After the movies were over, the children were brought over to the Aeroclub and seated at the long tables in the snack bar which, incidentally, was very attractively decorated with packages of candy wrapped up in red paper and holly and Christmas greens placed along the tables.

For refreshments we served tea, cakes [cookies] and fruit Jell-O and had planned to have ice cream, but at the last minute the freezing unit broke down. As it was late in the afternoon by this time, we drew the black-out curtains and lighted the candles. At the appropriate moment, Santa Claus came bursting into the room, much to the glee and shouts of the youngsters. One of the GIs acted as our Father Christmas and did an excellent job.

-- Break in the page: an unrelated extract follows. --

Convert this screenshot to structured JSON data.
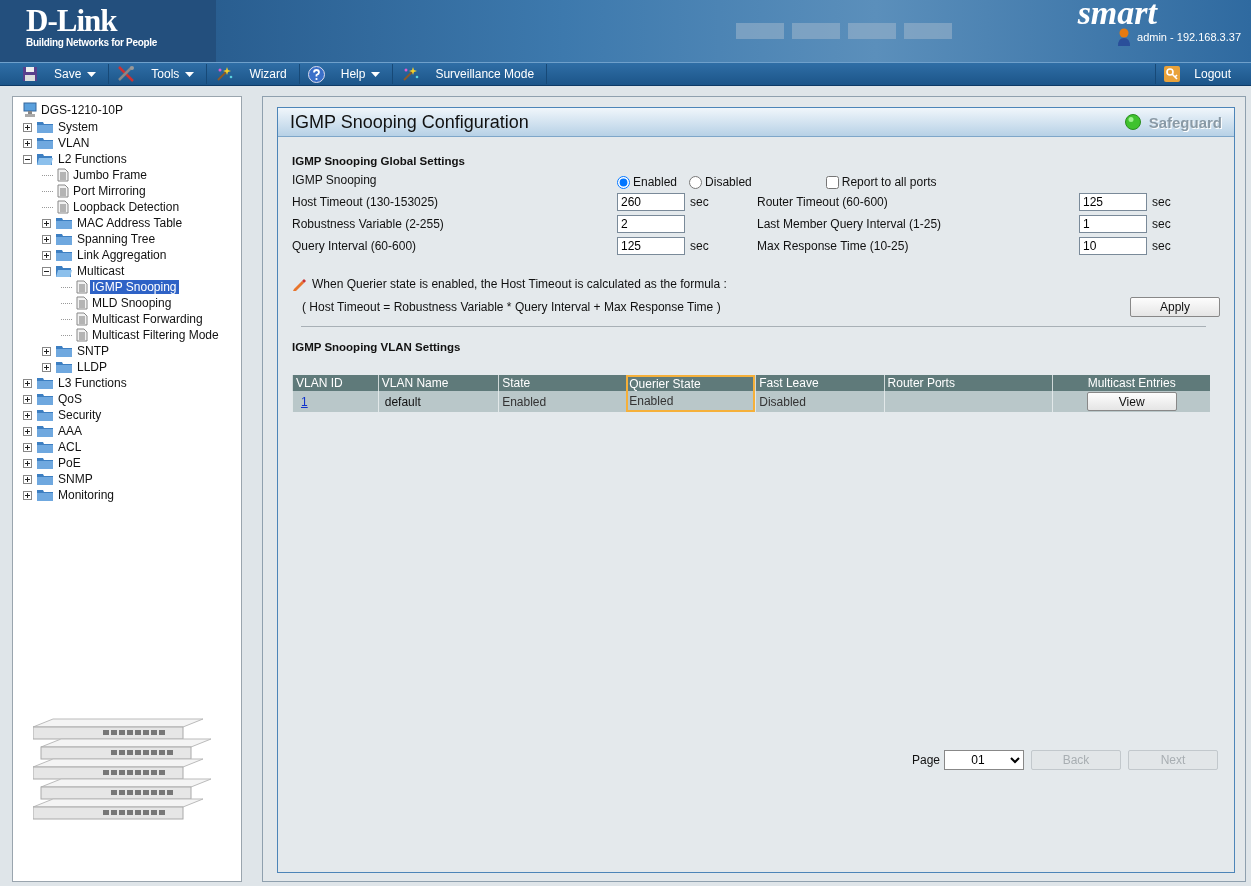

After passing up and down the tables talking to all the children, Father Christmas went up onto the stage where the decorated Christmas tree was standing with piles of presents stacked all around it. These presents were bought by money donated voluntarily by the GIs who had insisted on such a donation. There was a present for each individual child with his or her name on it. Incidentally, this required a great deal of hard work before hand, purchasing 130 presents for the children who had been invited. I say 130 children because that was the original list which had been planned on, but when the children actually arrived, we counted 160 noses.

So we scurried around and made up 30 extra presents. Santa Claus read out each name and the GI's distributed the presents. It all went very smoothly amid the excitement. With full stomachs and full of Christmas spirit the children were piled back into the trucks and taken home.

After a day like that, how did we follow iot with a meaningful night int he Aeroclub? Jane's report continues: "On Christmas night, with the club filled to capacity, we had expected to have a show. However, at the last minute they disappointed us. So instead we played the recording of Dickens' "Christmas Carol" by Ronald Coleman. There was also free food in the Snack Bar. Plum pudding with rum sauce, fudge, nuts, and apples were served. As I wandered around the club that night, I frequently came across small groups of GIs singing Christmas carols and appearing very happy. So many of them told me it was the best Christmas they had ever spent away from home. That in itself was very gratifying and certainly more than enough compensation for all the work we had in preparing for it."

American Red Cross Christmas
English schoolchildren at Wendling, Norfolk get a close look at 41-29131, Flying Patch K, a B-24 Liberator heavy bomber.